Internet regulations are tightening into a chokehold for Internet service providers and edge providers. To the delight of some, governments east of the Atlantic are regulating what content is permissible to store or display. Regulations on the use of consumer information and on grades of access service have been tightened to the extent that they prohibit services that consumers would want. A serious clash between regulators in the US and EU seems inevitable and not in the interest of consumers in either continent.
Google has strict guidelines about where ads should appear but doesn’t always get it right.
The Guardian reported it pulled all of its ads from Google and YouTube because they were found adjacent to extremist content after its agency used Google’s programmatic ad exchange. Then Jaguar yanked its ads after they were placed on YouTube next to ISIS videos. More advertisers jumped ship, including the UK government, which pulled its taxpayer-funded advertising on YouTube and Google. Now, Verizon, AT&T, and McDonalds UK joined the boycott.
Google reacted quickly by handing the advertisers better tools to separate their promotions from content they regard as objectionable. This seemed the least disruptive strategy among the unpalatable choices Google, YouTube, and other ISP or edge providers face. Google can refuse adverts from sources that promote unpopular messages, or refuse adverts from those who are sensitive to being near unpopular messages, or they can scrutinize advert content, carefully removing messages that are likely to upset someone. To some degree, YouTube chose the labor intense task of “closely monitoring the content that actually makes it to YouTube.”
Triage based on content will increase the cost of placing adverts and it will probably trigger complaints of “free speech” violations by the ousted content providers. Even worse, just committing to perform content scrutiny could affirm for regulators that the task is not impossibly onerous and that ISP and edge providers can be held accountable for violations of law (e.g., hate speech, copyright violations or slander) imbedded in the content. No one wants to become the regulator’s full-time, unpaid hall monitor watching for objectionable content, especially when missing something bad could land you in jail.
Germany plans to require social networks to remove slanderous or threatening online postings quickly or face fines of up to $53 million. The EU claims some social network service terms broke EU consumer protection law and that edge providers need to do more to “tackle fraud and scams on their websites.”
Mobile broadband service providers argue that browsing history and app usage are not sensitive information and should not need opt-in permission to be shared with advertisers. The FCC is likely to agree and that will better align US regulations on consumers’ browsing history and app usage across firms regulated by the FCC (ISPs such as AT&T and Comcast) and by the FTC (Internet edge providers such as Facebook and Google).
While we might achieve a more unified set of regulatory protections for consumers in the US, our protections are unlikely to harmonize with the EU’s more extensive (e.g., “right to be forgotten”) and content-driven (fast take down of “slander”) protections. The chasm in protection expectations would matter less if we had not already agreed to safeguard EU’s consumer protections as part of the Privacy Shield which we agreed to have the FTC monitor and enforce.

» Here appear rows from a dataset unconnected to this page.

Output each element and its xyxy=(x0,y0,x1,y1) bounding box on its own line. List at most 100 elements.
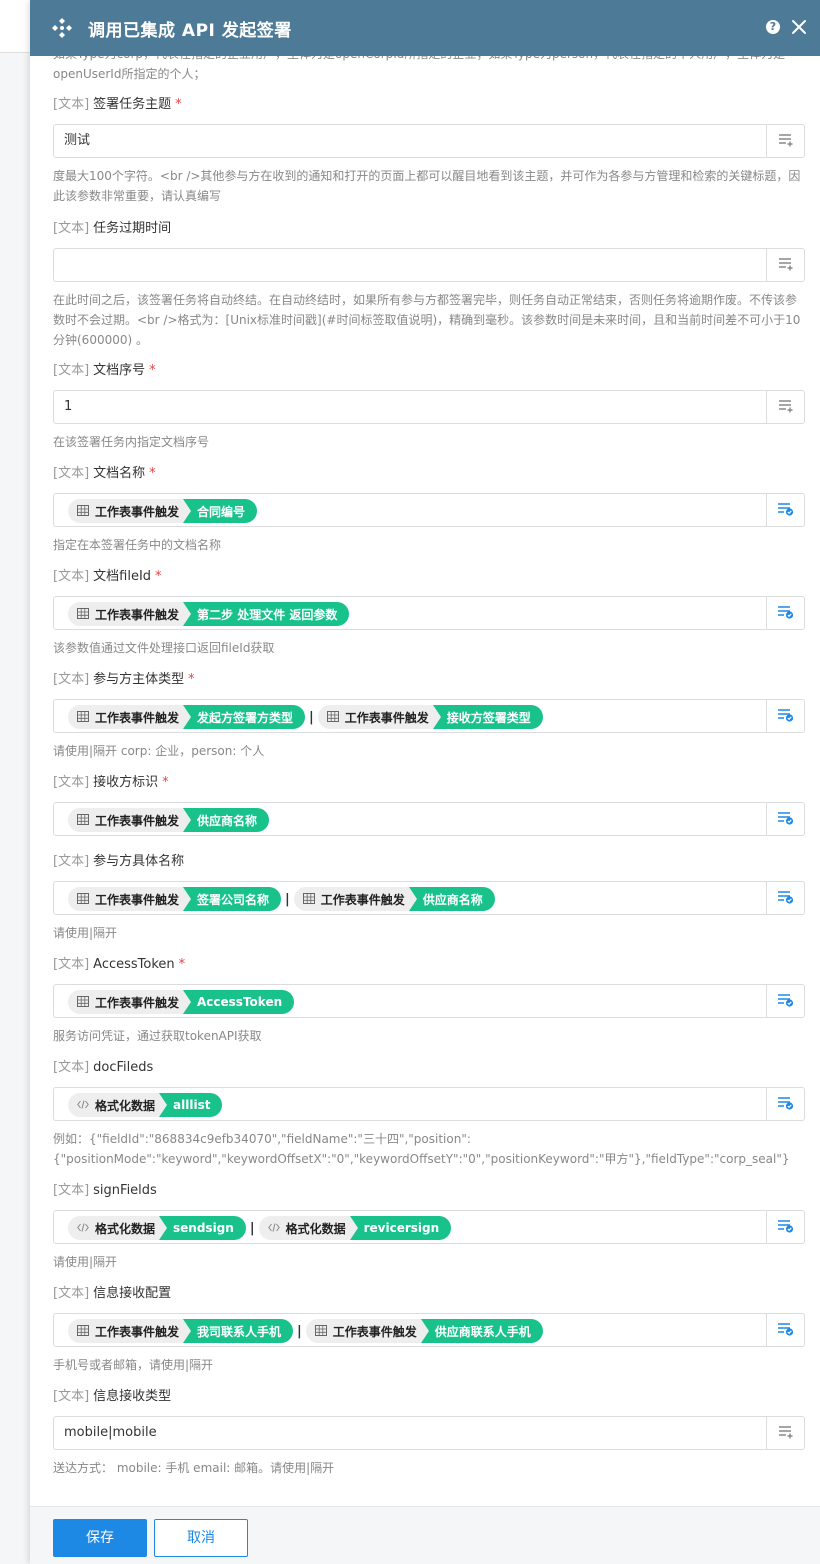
chip-arrow xyxy=(183,887,192,911)
field-input[interactable]: 工作表事件触发 第二步 处理文件 返回参数 xyxy=(53,596,805,630)
field-label: [文本] 文档序号 * xyxy=(53,362,805,380)
field-label: [文本] 信息接收配置 xyxy=(53,1285,805,1303)
field-input[interactable]: 工作表事件触发 我司联系人手机 | 工作表事件触发 供应商联系人手机 xyxy=(53,1313,805,1347)
required-mark: * xyxy=(149,466,156,481)
field-description: 在该签署任务内指定文档序号 xyxy=(53,435,210,449)
field-label-text: 参与方主体类型 xyxy=(93,672,185,687)
field-input[interactable]: 测试 xyxy=(53,124,805,158)
dialog-body[interactable]: 如果Type为corp，代表在指定的企业用户，主体为是openCorpId所指定… xyxy=(30,56,820,1506)
required-mark: * xyxy=(175,97,182,112)
chip-source: 工作表事件触发 xyxy=(68,808,184,832)
select-variable-button[interactable] xyxy=(766,1211,804,1243)
field-type-tag: [文本] xyxy=(53,569,90,584)
variable-chip[interactable]: 格式化数据 alllist xyxy=(68,1093,223,1117)
field-input[interactable]: 工作表事件触发 AccessToken xyxy=(53,984,805,1018)
chip-source-label: 工作表事件触发 xyxy=(344,710,429,725)
field-input[interactable]: 格式化数据 sendsign | 格式化数据 revicersign xyxy=(53,1210,805,1244)
variable-chip[interactable]: 格式化数据 revicersign xyxy=(258,1216,452,1240)
variable-chip[interactable]: 工作表事件触发 供应商名称 xyxy=(68,808,270,832)
chip-value: 签署公司名称 xyxy=(191,887,282,911)
chip-source-label: 工作表事件触发 xyxy=(332,1324,417,1339)
chip-group: 工作表事件触发 发起方签署方类型 | 工作表事件触发 接收方签署类型 xyxy=(68,705,543,729)
select-variable-button[interactable] xyxy=(766,1088,804,1120)
insert-variable-button[interactable] xyxy=(766,391,804,423)
select-variable-button[interactable] xyxy=(766,700,804,732)
insert-variable-button[interactable] xyxy=(766,249,804,281)
insert-variable-button[interactable] xyxy=(766,1417,804,1449)
chip-value: 供应商联系人手机 xyxy=(428,1319,543,1343)
field-input[interactable] xyxy=(53,248,805,282)
variable-chip[interactable]: 格式化数据 sendsign xyxy=(68,1216,246,1240)
help-icon[interactable]: ? xyxy=(766,20,780,34)
variable-chip[interactable]: 工作表事件触发 签署公司名称 xyxy=(68,887,282,911)
chip-arrow xyxy=(408,887,417,911)
chip-group: 工作表事件触发 AccessToken xyxy=(68,990,295,1014)
field-label-text: 参与方具体名称 xyxy=(93,854,185,869)
chip-source: 工作表事件触发 xyxy=(68,602,184,626)
chip-source-label: 工作表事件触发 xyxy=(95,710,180,725)
field-input[interactable]: 格式化数据 alllist xyxy=(53,1087,805,1121)
list-check-icon xyxy=(777,889,794,908)
select-variable-button[interactable] xyxy=(766,985,804,1017)
chip-value: 第二步 处理文件 返回参数 xyxy=(191,602,350,626)
chip-arrow xyxy=(159,1093,168,1117)
field-type-tag: [文本] xyxy=(53,1060,90,1075)
chip-value: 合同编号 xyxy=(191,499,258,523)
chip-group: 格式化数据 alllist xyxy=(68,1093,223,1117)
form-field: [文本] AccessToken * 工作表事件触发 AccessToken 服务访问凭证… xyxy=(53,956,805,1046)
field-input[interactable]: 1 xyxy=(53,390,805,424)
select-variable-button[interactable] xyxy=(766,882,804,914)
list-check-icon xyxy=(777,992,794,1011)
chip-group: 工作表事件触发 我司联系人手机 | 工作表事件触发 供应商联系人手机 xyxy=(68,1319,543,1343)
field-input[interactable]: 工作表事件触发 供应商名称 xyxy=(53,802,805,836)
variable-chip[interactable]: 工作表事件触发 我司联系人手机 xyxy=(68,1319,294,1343)
table-icon xyxy=(314,1325,327,1337)
required-mark: * xyxy=(178,957,186,972)
chip-arrow xyxy=(420,1319,429,1343)
field-input[interactable]: 工作表事件触发 发起方签署方类型 | 工作表事件触发 接收方签署类型 xyxy=(53,699,805,733)
list-add-icon xyxy=(778,132,794,151)
field-type-tag: [文本] xyxy=(53,854,90,869)
variable-chip[interactable]: 工作表事件触发 AccessToken xyxy=(68,990,295,1014)
form-field: [文本] signFields 格式化数据 sendsign | 格式化数据 revicer… xyxy=(53,1182,805,1272)
field-description: 请使用|隔开 corp: 企业，person: 个人 xyxy=(53,744,265,758)
background-header xyxy=(0,0,30,53)
variable-chip[interactable]: 工作表事件触发 第二步 处理文件 返回参数 xyxy=(68,602,350,626)
variable-chip[interactable]: 工作表事件触发 发起方签署方类型 xyxy=(68,705,306,729)
select-variable-button[interactable] xyxy=(766,803,804,835)
field-input[interactable]: 工作表事件触发 签署公司名称 | 工作表事件触发 供应商名称 xyxy=(53,881,805,915)
insert-variable-button[interactable] xyxy=(766,125,804,157)
field-input[interactable]: 工作表事件触发 合同编号 xyxy=(53,493,805,527)
field-label: [文本] 签署任务主题 * xyxy=(53,96,805,114)
field-description: 如果Type为corp，代表在指定的企业用户，主体为是openCorpId所指定… xyxy=(53,56,785,81)
chip-value: 供应商名称 xyxy=(191,808,270,832)
form-field: [文本] 任务过期时间 在此时间之后，该签署任务将自动终结。在自动终结时，如果所有参… xyxy=(53,220,805,350)
variable-chip[interactable]: 工作表事件触发 接收方签署类型 xyxy=(317,705,543,729)
select-variable-button[interactable] xyxy=(766,494,804,526)
close-icon[interactable] xyxy=(790,18,808,36)
variable-chip[interactable]: 工作表事件触发 供应商名称 xyxy=(293,887,495,911)
table-icon xyxy=(77,505,89,517)
variable-chip[interactable]: 工作表事件触发 合同编号 xyxy=(68,499,258,523)
save-button[interactable]: 保存 xyxy=(53,1519,147,1557)
chip-group: 工作表事件触发 签署公司名称 | 工作表事件触发 供应商名称 xyxy=(68,887,495,911)
variable-chip[interactable]: 工作表事件触发 供应商联系人手机 xyxy=(305,1319,543,1343)
dialog-footer: 保存 取消 xyxy=(30,1506,820,1564)
field-type-tag: [文本] xyxy=(53,363,90,378)
list-check-icon xyxy=(777,810,794,829)
chip-arrow xyxy=(183,602,192,626)
select-variable-button[interactable] xyxy=(766,1314,804,1346)
list-check-icon xyxy=(777,604,794,623)
chip-source: 工作表事件触发 xyxy=(317,705,433,729)
select-variable-button[interactable] xyxy=(766,597,804,629)
table-icon xyxy=(302,893,315,905)
list-check-icon xyxy=(777,1095,794,1114)
cancel-button[interactable]: 取消 xyxy=(154,1519,248,1557)
list-check-icon xyxy=(777,1321,794,1340)
field-value: 测试 xyxy=(64,133,91,148)
form-field: [文本] 接收方标识 * 工作表事件触发 供应商名称 xyxy=(53,774,805,836)
field-input[interactable]: mobile|mobile xyxy=(53,1416,805,1450)
field-type-tag: [文本] xyxy=(53,1389,90,1404)
chip-value: 接收方签署类型 xyxy=(440,705,543,729)
chip-value: 我司联系人手机 xyxy=(191,1319,294,1343)
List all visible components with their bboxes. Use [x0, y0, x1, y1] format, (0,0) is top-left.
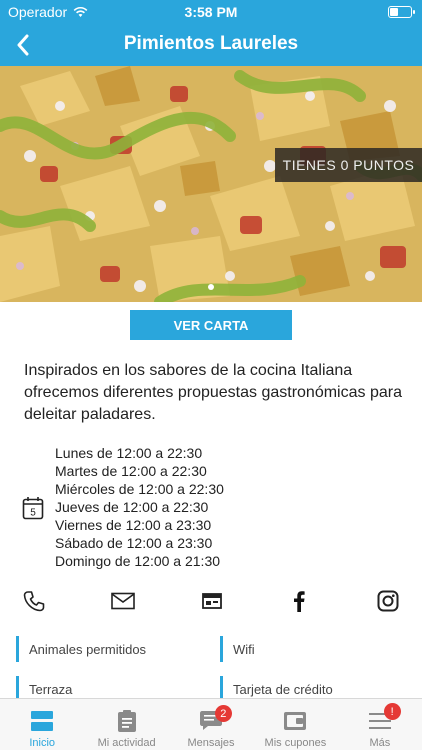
calendar-icon: 5: [22, 496, 44, 525]
clock: 3:58 PM: [184, 4, 238, 20]
home-icon: [31, 709, 54, 733]
calendar-day: 5: [30, 508, 36, 519]
opening-hours: Lunes de 12:00 a 22:30 Martes de 12:00 a…: [55, 444, 224, 570]
mail-icon[interactable]: [110, 588, 136, 614]
restaurant-description: Inspirados en los sabores de la cocina I…: [24, 362, 402, 423]
view-menu-button[interactable]: VER CARTA: [130, 310, 292, 340]
status-bar: Operador 3:58 PM: [0, 0, 422, 24]
hours-line: Martes de 12:00 a 22:30: [55, 463, 207, 479]
carousel-indicator: [0, 277, 422, 295]
hours-line: Jueves de 12:00 a 22:30: [55, 499, 209, 515]
tab-label: Mis cupones: [264, 737, 327, 749]
tab-label: Inicio: [29, 737, 56, 749]
hours-line: Lunes de 12:00 a 22:30: [55, 445, 203, 461]
tab-mensajes[interactable]: 2 Mensajes: [169, 699, 253, 750]
points-badge: TIENES 0 PUNTOS: [275, 148, 422, 182]
tab-label: Mi actividad: [97, 737, 156, 749]
hours-line: Miércoles de 12:00 a 22:30: [55, 481, 224, 497]
hours-line: Viernes de 12:00 a 23:30: [55, 517, 212, 533]
tab-bar: Inicio Mi actividad 2 Mensajes Mis cupon…: [0, 698, 422, 750]
feature-item: Animales permitidos: [16, 636, 146, 662]
hero-carousel[interactable]: TIENES 0 PUNTOS: [0, 66, 422, 302]
messages-badge: 2: [214, 705, 232, 722]
tab-inicio[interactable]: Inicio: [0, 699, 84, 750]
feature-item: Wifi: [220, 636, 255, 662]
battery-icon: [388, 6, 415, 18]
wallet-icon: [284, 709, 307, 733]
contact-actions: [0, 588, 422, 614]
facebook-icon[interactable]: [286, 588, 312, 614]
nav-bar: Pimientos Laureles: [0, 24, 422, 66]
phone-icon[interactable]: [21, 588, 47, 614]
clipboard-icon: [117, 709, 136, 733]
tab-label: Mensajes: [187, 737, 235, 749]
carousel-dot: [208, 284, 214, 290]
tab-mas[interactable]: ! Más: [338, 699, 422, 750]
instagram-icon[interactable]: [375, 588, 401, 614]
hours-line: Domingo de 12:00 a 21:30: [55, 553, 221, 569]
page-title: Pimientos Laureles: [123, 33, 299, 54]
tab-label: Más: [369, 737, 391, 749]
website-icon[interactable]: [199, 588, 225, 614]
tab-mis-cupones[interactable]: Mis cupones: [253, 699, 337, 750]
food-photo: [0, 66, 422, 302]
tab-mi-actividad[interactable]: Mi actividad: [84, 699, 168, 750]
hours-line: Sábado de 12:00 a 23:30: [55, 535, 213, 551]
more-badge: !: [383, 703, 401, 720]
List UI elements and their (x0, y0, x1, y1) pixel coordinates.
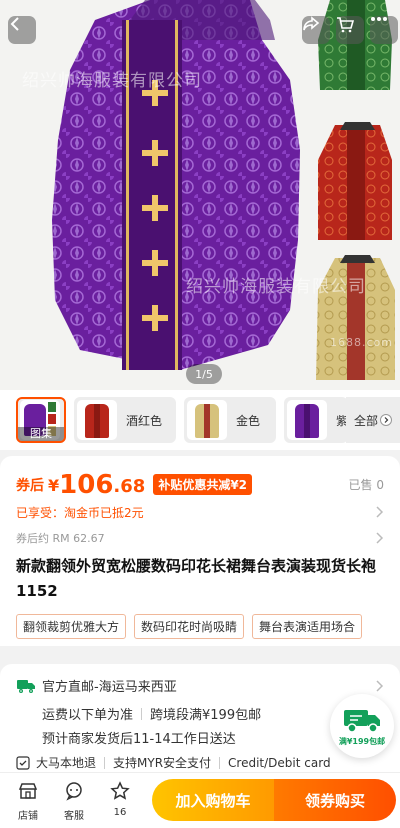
add-to-cart-button[interactable]: 加入购物车 (152, 779, 274, 821)
feature-tag[interactable]: 翻领裁剪优雅大方 (16, 614, 127, 639)
product-info-card: 券后 ¥ 106 .68 补贴优惠共减¥2 已售 0 已享受：淘金币已抵2元 券… (0, 456, 400, 646)
price-currency: ¥ (48, 476, 60, 495)
shop-button[interactable]: 店铺 (8, 781, 48, 822)
feature-tag[interactable]: 数码印花时尚吸睛 (134, 614, 245, 639)
feature-tags: 翻领裁剪优雅大方 数码印花时尚吸睛 舞台表演适用场合 (16, 614, 363, 639)
product-gallery[interactable]: 绍兴帅海服装有限公司 绍兴帅海服装有限公司 1688.com 1/5 (0, 0, 400, 390)
chevron-right-icon (376, 680, 384, 692)
image-counter: 1/5 (186, 364, 222, 384)
guarantee-card: Credit/Debit card (228, 755, 331, 770)
feature-tag[interactable]: 舞台表演适用场合 (252, 614, 363, 639)
thumbnail-strip: 图集 酒红色 金色 紫 全部 (0, 390, 400, 450)
thumb-label: 图集 (18, 427, 64, 441)
shop-label: 店铺 (18, 811, 38, 822)
divider (219, 756, 221, 769)
share-button[interactable] (302, 16, 330, 44)
thumb-gallery[interactable]: 图集 (16, 397, 66, 443)
favorite-count: 16 (113, 807, 127, 818)
bottom-action-bar: 店铺 客服 16 加入购物车 领券购买 (0, 772, 400, 828)
chat-icon (66, 782, 82, 801)
cart-button[interactable] (336, 16, 364, 44)
thumb-purple[interactable]: 紫 (284, 397, 348, 443)
watermark-top: 绍兴帅海服装有限公司 (22, 71, 202, 91)
truck-icon (344, 709, 380, 733)
discount-label: 已享受： (16, 506, 65, 520)
more-icon (371, 17, 387, 21)
chevron-right-icon (380, 414, 392, 426)
shipping-method-text: 官方直邮-海运马来西亚 (42, 680, 177, 695)
sold-count: 已售 0 (348, 478, 384, 492)
thumb-image (77, 400, 117, 440)
converted-price: 券后约 RM 62.67 (16, 532, 105, 545)
shipping-fee-row: 运费以下单为准 跨境段满¥199包邮 (42, 704, 261, 723)
more-button[interactable] (370, 16, 398, 44)
shipping-fee: 运费以下单为准 (42, 708, 134, 723)
price-row: 券后 ¥ 106 .68 补贴优惠共减¥2 (16, 468, 384, 498)
delivery-estimate: 预计商家发货后11-14工作日送达 (42, 732, 236, 747)
check-shield-icon (16, 755, 30, 770)
chevron-right-icon[interactable] (376, 532, 384, 544)
thumb-image (187, 400, 227, 440)
watermark-bottom: 绍兴帅海服装有限公司 (186, 277, 366, 297)
favorite-button[interactable]: 16 (100, 781, 140, 818)
guarantee-row[interactable]: 大马本地退 支持MYR安全支付 Credit/Debit card (0, 752, 400, 772)
customer-service-button[interactable]: 客服 (54, 781, 94, 822)
discount-value: 淘金币已抵2元 (64, 506, 144, 520)
thumb-wine-red[interactable]: 酒红色 (74, 397, 176, 443)
share-icon (303, 16, 320, 31)
thumb-label: 金色 (236, 413, 261, 428)
store-icon (18, 783, 38, 799)
product-image (52, 0, 395, 380)
thumb-image (287, 400, 327, 440)
price-prefix: 券后 (16, 478, 44, 494)
product-page: 绍兴帅海服装有限公司 绍兴帅海服装有限公司 1688.com 1/5 图集 酒红… (0, 0, 400, 828)
cart-icon (337, 17, 354, 33)
thumb-gold[interactable]: 金色 (184, 397, 276, 443)
price-integer: 106 (59, 470, 114, 500)
discount-row[interactable]: 已享受：淘金币已抵2元 (16, 504, 144, 521)
divider (104, 756, 106, 769)
claim-coupon-buy-button[interactable]: 领券购买 (274, 779, 396, 821)
subsidy-badge: 补贴优惠共减¥2 (153, 474, 253, 495)
back-button[interactable] (8, 16, 36, 44)
thumb-all-label: 全部 (353, 413, 378, 428)
service-label: 客服 (64, 811, 84, 822)
free-shipping-float-text: 满¥199包邮 (338, 736, 386, 746)
chevron-left-icon (10, 17, 19, 31)
thumb-all-button[interactable]: 全部 (346, 397, 400, 443)
site-watermark: 1688.com (330, 336, 393, 349)
product-title: 新款翻领外贸宽松腰数码印花长裙舞台表演装现货长袍1152 (16, 557, 377, 600)
truck-icon (17, 679, 35, 693)
free-shipping-float-badge[interactable]: 满¥199包邮 (330, 694, 394, 758)
price-decimal: .68 (113, 476, 146, 497)
guarantee-payment: 支持MYR安全支付 (113, 756, 212, 770)
chevron-right-icon[interactable] (376, 506, 384, 518)
shipping-method: 官方直邮-海运马来西亚 (16, 676, 177, 695)
divider (141, 707, 143, 720)
thumb-label: 酒红色 (126, 413, 163, 428)
star-icon (110, 781, 130, 800)
free-shipping-promo: 跨境段满¥199包邮 (150, 708, 262, 723)
guarantee-local-return: 大马本地退 (36, 756, 97, 770)
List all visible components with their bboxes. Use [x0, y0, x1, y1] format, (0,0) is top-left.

Some want to overturn the Privacy Shield agreement by forcing an EU-version of consumer rights to be imposed onto American consumers. A letter from the ACLU and Human Rights Watch warns the EU that the Privacy Shield lacks “effective US oversight and redress mechanisms.” The consequence of failure in the Privacy Shield would be severe dysfunction or blockage in transatlantic data flows that involve consumer records. That would endanger much of US success in service exports.
There is no quick accommodation that will satisfy both sides of the Atlantic. Proposals on careful policing of website content and protection of consumer personal information may need extensive study, particularly if the real economic consequences of specific protections are to play a role in the actual services and rules. While regulators gravitate to what can be offered for “free” or a basic minimum price, free or cheap is not always the consumer’s best choice.
Before “prohibited” becomes the norm, regulators should consider how a better range of ISP services might better track the needs of consumers. Most people use free email service, but email service without adverts is faster, far less distracting, easier to use, and many would prefer it. Yahoo offers an email service without adverts for a modest price.
Broadcast TV is offered “free” in return for consumers being force-fed adverts during 30% of their time. Many prefer ad-free channels. Perhaps ISPs could offer Internet with fewer adverts in-return-for-the right to collect basic information. That model could be part of a basic grade of Internet access where consumers exchange basic demographics, browsing and apps usage in return for a lower price for access.
A premium-priced grade of Internet access might suppress all information sharing except when the consumer explicitly requests sharing. Likewise, basic Internet access would deliver upload and download speeds as described in the service agreement. A premium-priced access service might give the consumer higher priority (better place in the queue for packets uploaded and downloaded). The advantage would be evident during times of congestion.
For some consumers, rock bottom price is more important than saving time or preserving strict privacy. For other consumers, privacy may have more value than cheap price. Many regard conserving their time on task as the most important. Regulators should not automatically prohibit the consumer’s selection among these choices. Consumers should be free to specify their Internet service choices.